No, that wouldn't do either. While debate existed for years before Romero was born about whether video games on a small screen with so limited a field of vision and so narrow a spectrum of choices could bring about violence in children, when immersive holographic gaming became common those fears were manifest. There's nothing like feeling like you are really there to warp a gamer's perception of reality. Strict enforcement on simulated killing sprees and virtual suicide stemmed the tide of those susceptible to it. Fortunately for Romero then, his thoughts wouldn't be on offing himself all night. 

He liked the flying game, though. Tonight, he felt like losing himself to another place, just free to fall in the dreamscape.

He didn't feel like progressing the plot or fighting any enemies right now, that is, besides those few poor digital souls who served as proxy for the arrogant and self-assured boyfriend. Once he'd dispatched and massacred enough of them to achieve a mild form of catharsis, he just played the free flight, soaring through a fantastical world uninterrupted by the disappointments of the evening. 

As Nathaniel rode the winds, he thought about the last time he played this game, or any others for that matter. It had been months ago. He'd had nothing like this at boot camp. The spartan accommodations left him completely isolated from the rest of the world. There were no phones, no internet, certainly no holonet glasses or gaming rigs. If the Marines didn't need it sixty years ago in the time of pencil and paper, they didn't need it at boot camp. He never was able to talk to any of his friends or family during that time either. All he ever had were a few printed out emails his family would send, from time to time to check on his progress and well-being. He had to reply back by writing to them, as in, by physically writing. He hadn't written anything since grade school. He barely knew how to by the time he reached San Diego, but he adjusted. It wasn't that the Marines didn't have better forms of communication available. They were told they just didn't need the distractions when what they had to learn was literally matters of life and death.

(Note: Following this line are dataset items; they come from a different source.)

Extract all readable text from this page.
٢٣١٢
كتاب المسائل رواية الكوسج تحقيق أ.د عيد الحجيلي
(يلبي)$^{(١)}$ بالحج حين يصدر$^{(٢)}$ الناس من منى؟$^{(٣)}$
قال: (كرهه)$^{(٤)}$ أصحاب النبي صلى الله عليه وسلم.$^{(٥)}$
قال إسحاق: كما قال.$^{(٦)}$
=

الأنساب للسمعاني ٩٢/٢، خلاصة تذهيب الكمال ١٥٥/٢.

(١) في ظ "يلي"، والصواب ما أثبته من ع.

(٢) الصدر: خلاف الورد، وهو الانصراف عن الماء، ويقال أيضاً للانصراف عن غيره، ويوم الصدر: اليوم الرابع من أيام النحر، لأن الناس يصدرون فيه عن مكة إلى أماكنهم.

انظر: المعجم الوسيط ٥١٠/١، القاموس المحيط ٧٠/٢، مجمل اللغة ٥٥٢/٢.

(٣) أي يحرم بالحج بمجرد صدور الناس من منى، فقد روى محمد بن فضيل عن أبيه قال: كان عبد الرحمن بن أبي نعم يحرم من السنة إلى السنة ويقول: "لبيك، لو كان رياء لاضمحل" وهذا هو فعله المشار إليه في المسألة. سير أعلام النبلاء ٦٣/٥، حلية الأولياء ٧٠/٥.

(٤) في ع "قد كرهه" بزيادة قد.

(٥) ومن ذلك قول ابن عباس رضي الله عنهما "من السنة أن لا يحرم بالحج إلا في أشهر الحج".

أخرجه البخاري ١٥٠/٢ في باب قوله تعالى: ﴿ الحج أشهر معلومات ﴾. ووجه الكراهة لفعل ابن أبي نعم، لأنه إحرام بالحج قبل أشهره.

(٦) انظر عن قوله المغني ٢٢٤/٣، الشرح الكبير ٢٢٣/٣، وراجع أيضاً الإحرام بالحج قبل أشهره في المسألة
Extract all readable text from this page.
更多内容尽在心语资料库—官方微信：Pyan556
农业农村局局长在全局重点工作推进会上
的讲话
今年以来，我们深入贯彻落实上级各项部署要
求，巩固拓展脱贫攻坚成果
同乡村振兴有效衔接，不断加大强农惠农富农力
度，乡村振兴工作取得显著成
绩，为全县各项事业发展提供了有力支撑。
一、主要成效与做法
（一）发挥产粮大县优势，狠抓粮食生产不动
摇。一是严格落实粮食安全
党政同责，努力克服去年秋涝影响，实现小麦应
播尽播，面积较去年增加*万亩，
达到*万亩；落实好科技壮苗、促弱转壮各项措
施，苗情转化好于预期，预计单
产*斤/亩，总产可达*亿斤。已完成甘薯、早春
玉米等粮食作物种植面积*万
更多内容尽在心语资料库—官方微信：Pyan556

Suddenly getting his technology back, at times it seemed overwhelming. He'd spent a few days already doing little but surfing his social accounts and getting updated on his friends. Sadly, he found that in his three-month purgatory, some of his friends no longer came online. Some had simply moved on in his absence. Seeing where they were then, college, work, or partying in the good life of being young with no ties or rules to follow, he no longer felt connected to anyone from home. It was a strange and disappointing discovery to see how fast relationships built over a lifetime could simply fade away in the span of a summer. Tonight made this painfully clear. In a way, sitting in that car beneath the energystation's streetlight in the lonely dust bowl that was the city of Albuquerque, he felt more isolated and alone than he ever had in the many nights away from all of his old friends at boot camp. 

So he flew. He made himself lost by floating in the serenity of a sea setting sunbeams over clouds cascading about the skyscape. He grew to embrace the peaceful loneliness as his thoughts drifted farther and farther from the evening in the real world.